И каждый раз бабушка говорила одно и то же:

— Аня, не отнимай у меня последнюю радость…

В голосе ее было такое, что даже Люська замолкала, с испугом смотрела на бабушку.

Приходило воскресенье, и мама с утра, нервничая, смотрела на дверь.

Заболела бабушка в конце зимы, когда в воздухе стала чувствоваться мягкая сырость весны.

Сильный жар скрутил бабушку в несколько часов. К вечеру она уже лежала в маминой постели без памяти.

Ее увезли в больницу. Там она и умерла на пятый день — от сыпного тифа. У нас ободрали весь дом — увезли на дезинфекцию.

Хоронили бабушку, как она просила, по церковному обряду. В тесной кладбищенской церкви гроб ее показался мне громадным. У гроба топтался, непонятно бормоча, затрапезный попик, помахивал над самым бабушкиным лицом дымящим кадилом (знакомо запахло просфорками).

Рядом со мной стояла строгая, с сухими глазами мама, неотрывно смотрела на бабушку.

Я тоже заторопилась смотреть на нее, на чужое ее лицо. И вдруг испугалась, что оно запомнится мне навсегда, а то, прежнее, настоящее, я забуду. Я зажмурилась и стала вспоминать, какое оно было, и никак не могла увидеть его целиком, а только частями — то строгий бабушкин взгляд, привычный жест, которым ловила пенсне, улыбку, морщившую губы… И тогда я тихонько заплакала — от жалости к бабушке и раскаяния.

Люську теперь караулила Маленькая бабушка.

Приходила она спозаранку, в будничном — обычном — платье. Хлопотливая, ласковая, забавная. Удивительно, как быстро мы привыкли к ней. Полюбили ее непонятно-понятную речь, руки с непослушными от ревматизма пальцами, сухие травки киндзу и кутем, которыми она обильно сдабривала всякую еду.

Заново, кажется, полюбили мы и свой дом.

Всегда словно освещенный ровным светом, хорошо проветренный, дом наш после смерти Большой бабушки сделался как потерянный. Рухнул четкий, холодноватый распорядок жизни, прыжками заскакало пущенное на свободу время, исчезла строгая ясность оценок в виде наград и наказаний.

Теперь, с появлением Маленькой бабушки, он снова просветлел ликом. Нет, не вернулась в него прежняя жизнь. Стало суматошнее, зато занятнее, теплее.

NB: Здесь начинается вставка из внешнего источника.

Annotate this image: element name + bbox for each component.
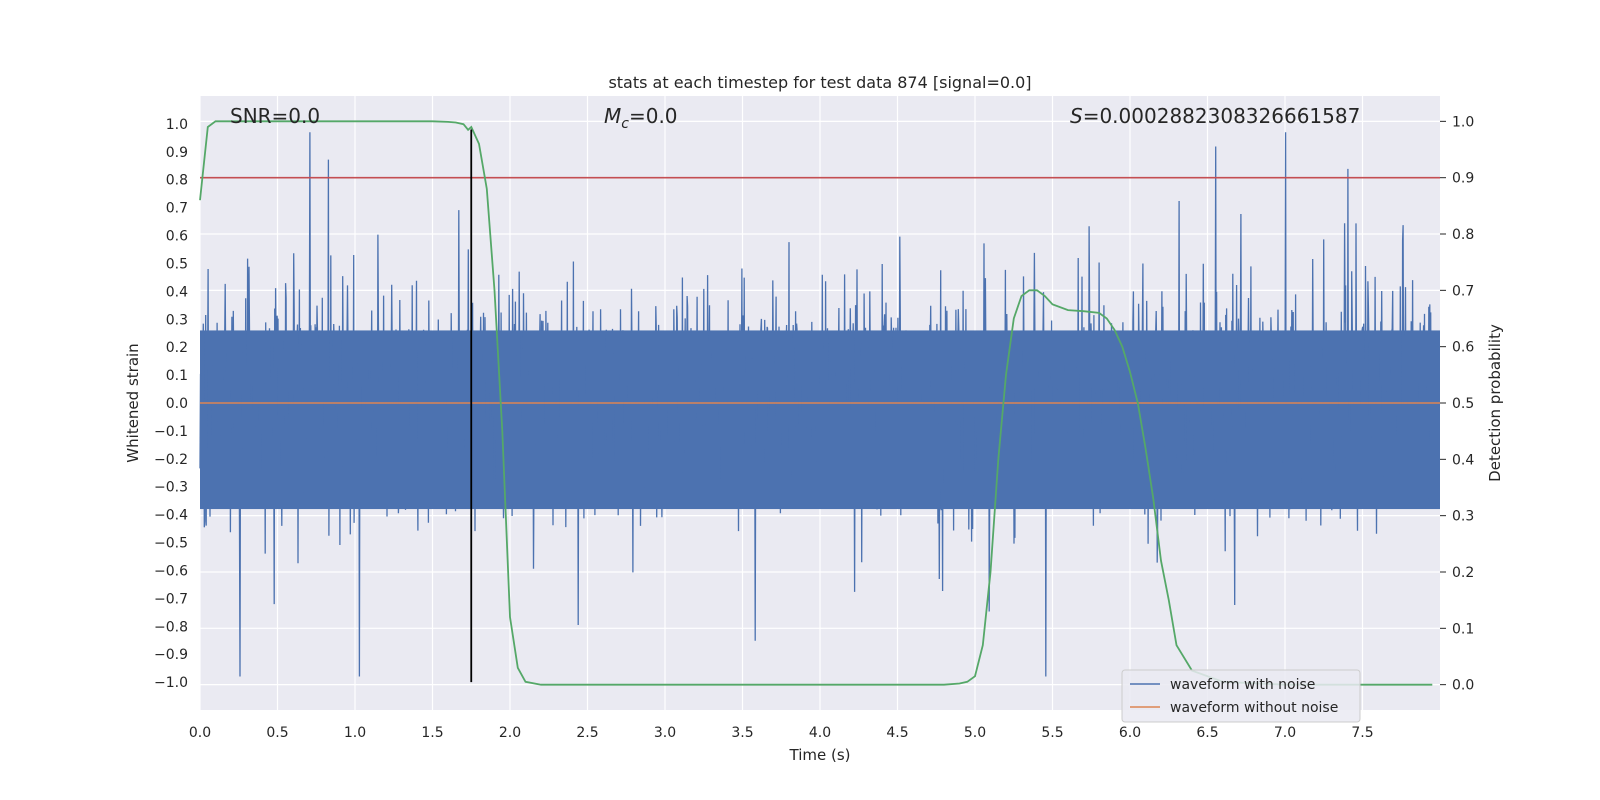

Может, так казалось еще и потому, что наступила наконец весна. В окнах у нас, между заклеенными рамами, объявились первые мухи.

Заспанные, с помятыми крыльями, они вяло переступают лапками по наружному стеклу и без конца срываются вниз, на скопившуюся сажу. От падений их остаются следы — чистые пятнышки оконных белил. Но мухи упорствуют: массируют занемевшие лапки, шерстят и оглаживают крылья. И снова карабкаются по стеклу. Укрепившись ножными щетинками, подолгу глазеют на волю — ворочают своими прозрачными пузырьками.

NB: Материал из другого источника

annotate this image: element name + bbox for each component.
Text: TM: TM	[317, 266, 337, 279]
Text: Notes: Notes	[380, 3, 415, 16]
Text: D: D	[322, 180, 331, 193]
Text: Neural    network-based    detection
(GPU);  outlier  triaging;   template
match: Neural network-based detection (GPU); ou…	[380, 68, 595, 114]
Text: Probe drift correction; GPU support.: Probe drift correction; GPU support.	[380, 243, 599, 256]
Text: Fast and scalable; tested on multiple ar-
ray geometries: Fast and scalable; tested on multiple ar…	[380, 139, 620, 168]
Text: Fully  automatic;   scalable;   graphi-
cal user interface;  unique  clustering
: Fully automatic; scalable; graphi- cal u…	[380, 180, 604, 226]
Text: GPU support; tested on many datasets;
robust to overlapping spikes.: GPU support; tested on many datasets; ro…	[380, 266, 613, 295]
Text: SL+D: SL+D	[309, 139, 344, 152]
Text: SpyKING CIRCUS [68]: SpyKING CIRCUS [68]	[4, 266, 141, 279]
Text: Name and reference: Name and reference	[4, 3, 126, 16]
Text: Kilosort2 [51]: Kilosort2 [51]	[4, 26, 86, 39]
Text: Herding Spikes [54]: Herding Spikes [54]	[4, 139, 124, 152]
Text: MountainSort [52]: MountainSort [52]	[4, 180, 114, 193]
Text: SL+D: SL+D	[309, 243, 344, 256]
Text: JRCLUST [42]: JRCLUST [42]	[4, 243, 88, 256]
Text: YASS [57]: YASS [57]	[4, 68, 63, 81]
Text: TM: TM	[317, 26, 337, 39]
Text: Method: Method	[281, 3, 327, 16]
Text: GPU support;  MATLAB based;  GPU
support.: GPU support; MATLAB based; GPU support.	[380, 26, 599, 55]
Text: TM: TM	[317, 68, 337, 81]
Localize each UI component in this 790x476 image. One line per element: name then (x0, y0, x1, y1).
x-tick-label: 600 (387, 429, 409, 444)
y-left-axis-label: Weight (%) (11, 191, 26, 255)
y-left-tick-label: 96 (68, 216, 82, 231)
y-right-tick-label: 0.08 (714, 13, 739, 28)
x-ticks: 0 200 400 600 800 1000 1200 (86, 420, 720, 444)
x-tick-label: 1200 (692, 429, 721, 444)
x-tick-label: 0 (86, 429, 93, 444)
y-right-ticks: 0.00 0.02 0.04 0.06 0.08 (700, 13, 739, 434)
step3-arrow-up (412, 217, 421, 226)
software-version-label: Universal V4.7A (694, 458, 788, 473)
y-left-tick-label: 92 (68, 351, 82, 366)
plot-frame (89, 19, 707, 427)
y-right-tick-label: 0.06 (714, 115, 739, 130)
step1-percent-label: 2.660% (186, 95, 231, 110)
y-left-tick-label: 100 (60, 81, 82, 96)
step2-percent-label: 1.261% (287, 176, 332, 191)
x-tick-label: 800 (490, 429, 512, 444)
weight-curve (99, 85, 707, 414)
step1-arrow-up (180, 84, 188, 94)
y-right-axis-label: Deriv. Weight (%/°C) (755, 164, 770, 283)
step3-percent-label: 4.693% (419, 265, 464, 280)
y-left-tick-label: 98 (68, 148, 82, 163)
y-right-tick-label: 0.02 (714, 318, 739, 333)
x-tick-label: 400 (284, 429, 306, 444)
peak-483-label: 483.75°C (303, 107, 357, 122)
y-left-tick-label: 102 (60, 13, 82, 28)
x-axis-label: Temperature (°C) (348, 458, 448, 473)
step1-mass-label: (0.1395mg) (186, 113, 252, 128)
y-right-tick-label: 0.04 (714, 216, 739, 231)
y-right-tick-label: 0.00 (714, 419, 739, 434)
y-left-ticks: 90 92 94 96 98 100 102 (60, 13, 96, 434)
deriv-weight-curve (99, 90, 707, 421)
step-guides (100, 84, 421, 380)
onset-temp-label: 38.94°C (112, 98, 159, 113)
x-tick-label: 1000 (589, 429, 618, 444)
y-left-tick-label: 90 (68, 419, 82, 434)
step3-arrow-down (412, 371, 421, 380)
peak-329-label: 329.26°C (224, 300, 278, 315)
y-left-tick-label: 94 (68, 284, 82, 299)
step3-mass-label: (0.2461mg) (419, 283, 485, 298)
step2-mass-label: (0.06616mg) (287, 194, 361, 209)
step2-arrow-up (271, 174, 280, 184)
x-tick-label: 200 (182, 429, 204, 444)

На воле сейчас славно. Все просыпается, моргает уцелевшими листиками… И все еще вполсилы пока, спросонок…

Небо нежится на высоких хирманах из облаков, глядит неясно, в пол голубого глаза. В тени мокрых дувалов завязнешь, там даже ледок по углам — мазками. А спины дувалов уже курятся…

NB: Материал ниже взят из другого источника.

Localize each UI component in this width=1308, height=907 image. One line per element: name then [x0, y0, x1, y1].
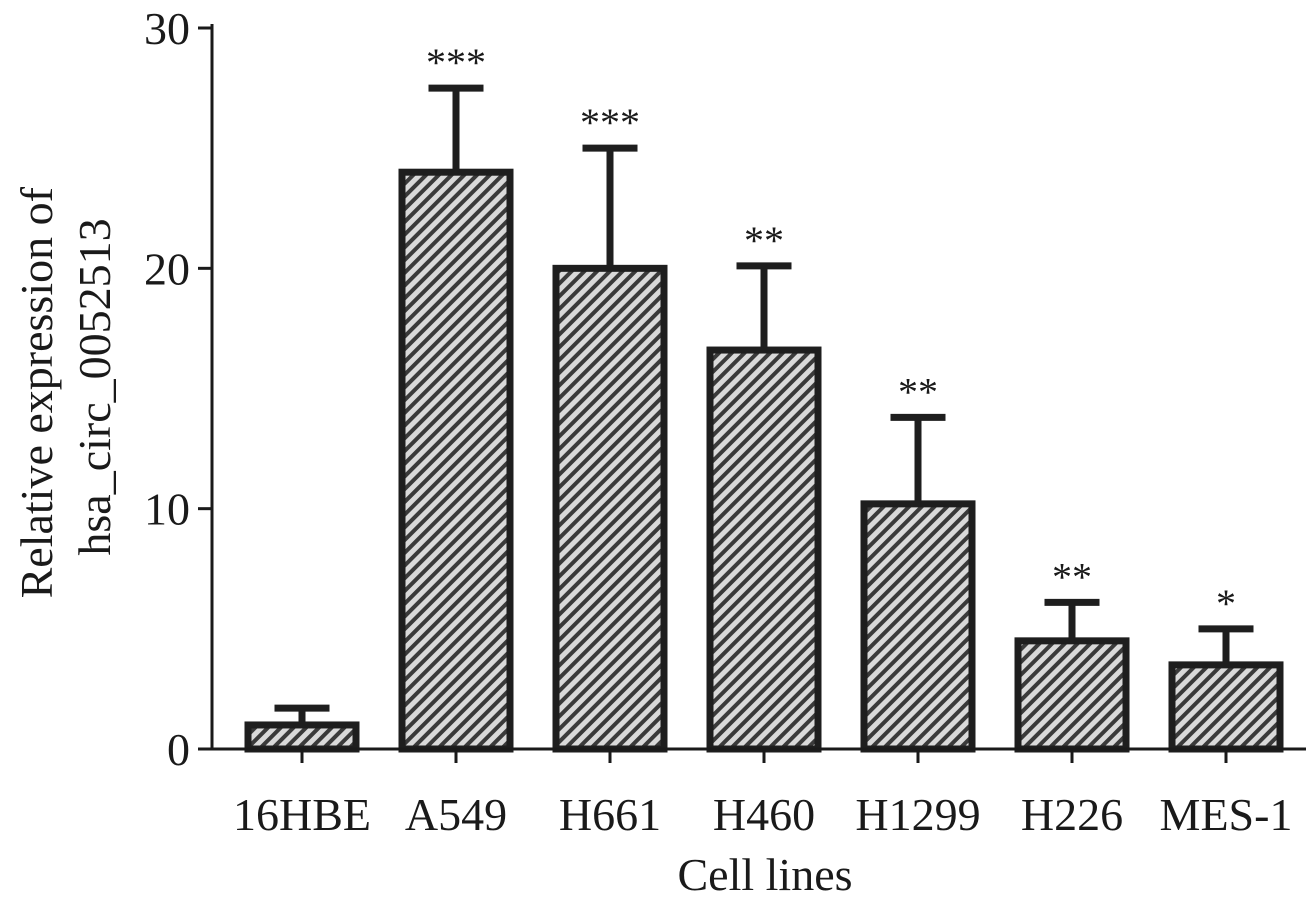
- x-tick-label: A549: [405, 789, 507, 840]
- y-axis-title: Relative expression of hsa_circ_0052513: [11, 176, 120, 599]
- bar-a549: [398, 168, 514, 753]
- significance-layer: *************: [426, 40, 1236, 626]
- significance-stars: **: [1052, 554, 1092, 599]
- x-tick-label: H226: [1021, 789, 1123, 840]
- significance-stars: *: [1216, 581, 1236, 626]
- x-tick-label: H661: [559, 789, 661, 840]
- y-ticks: 0 10 20 30: [144, 3, 212, 775]
- y-axis-title-line-2: hsa_circ_0052513: [69, 218, 120, 555]
- bar-h226: [1014, 637, 1130, 753]
- x-tick-label: MES-1: [1160, 789, 1293, 840]
- significance-stars: ***: [580, 100, 640, 145]
- bar-h460: [706, 346, 822, 753]
- bar-16hbe: [244, 721, 360, 753]
- significance-stars: **: [744, 218, 784, 263]
- significance-stars: **: [898, 369, 938, 414]
- bar-mes-1: [1168, 661, 1284, 753]
- x-tick-label: 16HBE: [233, 789, 371, 840]
- bar-h1299: [860, 500, 976, 753]
- y-axis-title-line-1: Relative expression of: [11, 186, 62, 598]
- error-bars-layer: [274, 84, 1254, 725]
- x-tick-label: H460: [713, 789, 815, 840]
- y-tick-label: 10: [144, 484, 190, 535]
- x-tick-label: H1299: [855, 789, 980, 840]
- y-tick-label: 30: [144, 3, 190, 54]
- x-tick-labels: 16HBE A549 H661 H460 H1299 H226 MES-1: [233, 749, 1292, 840]
- x-axis-title: Cell lines: [677, 849, 852, 900]
- bar-h661: [552, 264, 668, 753]
- y-tick-label: 0: [167, 724, 190, 775]
- significance-stars: ***: [426, 40, 486, 85]
- y-tick-label: 20: [144, 243, 190, 294]
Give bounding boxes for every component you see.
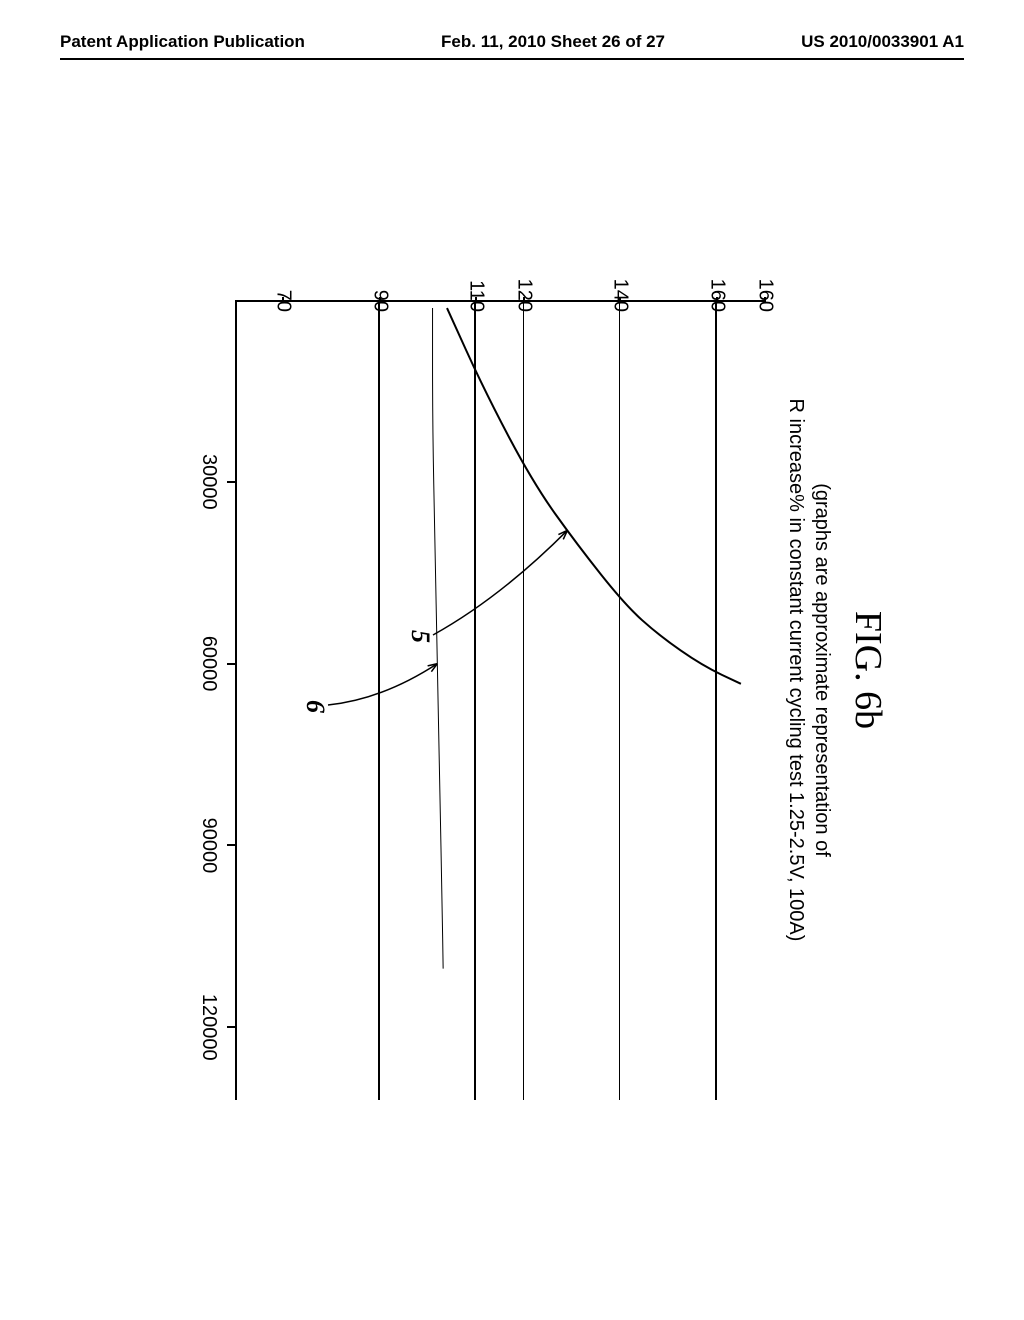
figure-area: FIG. 6b (graphs are approximate represen…: [130, 160, 900, 1180]
header-rule: [60, 58, 964, 60]
x-tick-mark: [227, 1026, 235, 1028]
subtitle-line-2: R increase% in constant current cycling …: [785, 399, 807, 942]
x-tick-mark: [227, 663, 235, 665]
x-tick-label: 60000: [197, 619, 220, 709]
figure-content: FIG. 6b (graphs are approximate represen…: [130, 160, 900, 1180]
figure-subtitle: (graphs are approximate representation o…: [783, 160, 835, 1180]
x-tick-label: 90000: [197, 800, 220, 890]
header-left: Patent Application Publication: [60, 32, 305, 52]
subtitle-line-1: (graphs are approximate representation o…: [811, 483, 833, 857]
page-header: Patent Application Publication Feb. 11, …: [0, 32, 1024, 52]
x-tick-mark: [227, 481, 235, 483]
header-right: US 2010/0033901 A1: [801, 32, 964, 52]
x-tick-mark: [227, 844, 235, 846]
figure-title: FIG. 6b: [846, 160, 890, 1180]
x-tick-label: 120000: [197, 982, 220, 1072]
header-center: Feb. 11, 2010 Sheet 26 of 27: [441, 32, 665, 52]
callout-line-6: [235, 300, 765, 1100]
x-tick-label: 30000: [197, 437, 220, 527]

На секунду и я чувствую себя замурованной между рамами. Захлопываю учебник и прямо так, неодетая, выскакиваю на крыльцо.

Теплынь…

Под яблонями Маленькая бабушка в зимней кацавейке развешивает белье, месит глину глубокими калошами. Старые, латаные-перелатаные простыни и наволочки слепят, влажно колышутся, постепенно деревенея. Кажется, это от них идет ко мне сквозь тепло режущая ледяная струя.

Деревья будто привстали на цыпочки и потягиваются, напрягая замлевшие волокна. Ветки потемнели, их пьяно пошатывают забродившие соки. И почки… Они сидят парами и похожи на молодые рожки. Рожкам набухать, набухать, а там начинать ветвиться. Я радостно смеюсь, представив, во что развернутся рогатые яблони и вишни.

— Лин, хочешь пиррожок? Вку-усный…

Люськин капор съехал набок, щеки в земле. У ног ее «пирожки» — серые земляные шишечки. А сама она такая маленькая рядом со стеной дома и в красном капоре похожа на первый распустившийся мак. Высоко над Люськиной головой выцветают на стене темные пятна сырости.

Я иду к ней на припек по намятой, подсыхающей тропке. Земля здесь уже шелушится, пахнет солнцем и пылью. И повылезла кругом старая трава, греет на солнце тощие плети с набухшими суставами.

Пачкая тропку свежей глиной, к нам ковыляет бабушка. На шее ее сильно мотается шнурок с прищепками, похожими на чьи-то древние зубы.